Carson's accomplishment in Silent Spring, the second chapter of which follows, goes beyond exposing the dangers of pesticides. The portrait that she created of a deeply interconnected natural world, where changes to one species have far-reaching, unforeseen consequences for the entire ecological system, struck a deep chord with her readers and even changed their perception of nature. Today, many consider the publication of Silent Spring to mark the beginning of the modern environmental movement.
Carson's claim about the dangers of chemicals is primarily supported by facts and statistics. She links together a series of historical and scientific facts to focus readers' attention on the negative consequences of using chemicals—chemicals previously viewed by many in only a positive light.
The history of life on earth has been a history of interaction between living things and their surroundings. To a large extent, the physical form and the habits of the earth's vegetation and its animal life have been molded by the environment. Considering the whole span of earthly time, the opposite effect, in which life actually modifies its surroundings, has been relatively slight. Only within the moment of time represented by the present century has one species—man—acquired significant power to alter the nature of his world.

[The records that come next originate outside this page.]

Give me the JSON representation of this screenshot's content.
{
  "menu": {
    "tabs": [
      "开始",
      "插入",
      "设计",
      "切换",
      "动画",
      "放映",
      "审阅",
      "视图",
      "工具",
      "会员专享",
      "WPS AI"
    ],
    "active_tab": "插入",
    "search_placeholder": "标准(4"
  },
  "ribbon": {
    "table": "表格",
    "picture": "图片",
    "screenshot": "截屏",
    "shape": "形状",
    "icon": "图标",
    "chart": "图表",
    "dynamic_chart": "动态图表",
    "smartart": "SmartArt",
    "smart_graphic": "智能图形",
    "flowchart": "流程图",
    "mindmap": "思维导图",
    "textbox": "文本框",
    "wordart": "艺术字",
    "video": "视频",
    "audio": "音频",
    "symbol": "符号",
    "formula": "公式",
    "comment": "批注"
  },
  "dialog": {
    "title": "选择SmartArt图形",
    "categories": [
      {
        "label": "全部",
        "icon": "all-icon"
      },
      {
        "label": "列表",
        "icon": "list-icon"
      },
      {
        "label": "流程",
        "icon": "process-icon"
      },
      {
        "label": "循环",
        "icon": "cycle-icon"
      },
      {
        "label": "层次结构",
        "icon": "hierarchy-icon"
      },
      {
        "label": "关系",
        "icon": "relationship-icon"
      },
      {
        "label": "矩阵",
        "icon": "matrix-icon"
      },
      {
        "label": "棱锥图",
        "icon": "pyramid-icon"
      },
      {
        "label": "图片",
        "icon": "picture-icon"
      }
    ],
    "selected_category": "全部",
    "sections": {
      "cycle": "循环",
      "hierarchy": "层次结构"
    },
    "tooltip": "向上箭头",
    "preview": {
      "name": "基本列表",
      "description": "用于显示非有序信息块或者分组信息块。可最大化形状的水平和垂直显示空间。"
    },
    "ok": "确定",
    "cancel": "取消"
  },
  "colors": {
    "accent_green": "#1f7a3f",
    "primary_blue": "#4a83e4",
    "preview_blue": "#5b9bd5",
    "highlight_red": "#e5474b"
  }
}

During the past quarter century this power has not only increased to one of disturbing magnitude but it has changed in character. The most alarming of all man's assaults upon the environment is the contamination of air, earth, rivers, and sea with dangerous and even lethal materials. This pollution is for the most part irrecoverable; the chain of evil it initiates not only in the world that must support life but in living tissues is for the most part irreversible. In this now universal contamination of the environment, chemicals are the sinister and little-recognized partners of radiation in changing the very nature of the world—the very nature of its life. Strontium 90, released through nuclear explosions into the air, comes to earth in rain or drifts down as fallout, lodges in soil, enters into the grass or corn or wheat grown there, and in time takes up its abode in the bones of a human being, there to remain until his death. Similarly, chemicals sprayed on croplands or forests or gardens lie long in soil, entering into living organisms, passing from one to another in a chain of poisoning and death. Or they pass mysteriously by underground streams until they emerge and, through the alchemy of air and sunlight, combine into new forms that kill vegetation, sicken cattle, and work unknown harm on those who drink from once pure wells. As Albert Schweitzer1 has said, "Man can hardly even recognize the devils of his own creation."
It took hundreds of millions of years to produce the life that now inhabits the earth—eons of time in which that developing and evolving and diversifying life reached a state of adjustment and balance with its surroundings. The environment, rigorously shaping and directing the life it supported, contained elements that were hostile as well as supporting. Certain rocks gave out dangerous radiation; even within the light of the sun, from which all life draws its energy, there were short-wave radiations with power to injure. Given time—time not in years but in millennia—life
1. Albert Schweitzer: German-Alsatian theologian, philosopher, music scholar, and physician (1875-1965), who won the Nobel Peace Prize in 1952 for his lifelong devotion to providing medical services in Africa.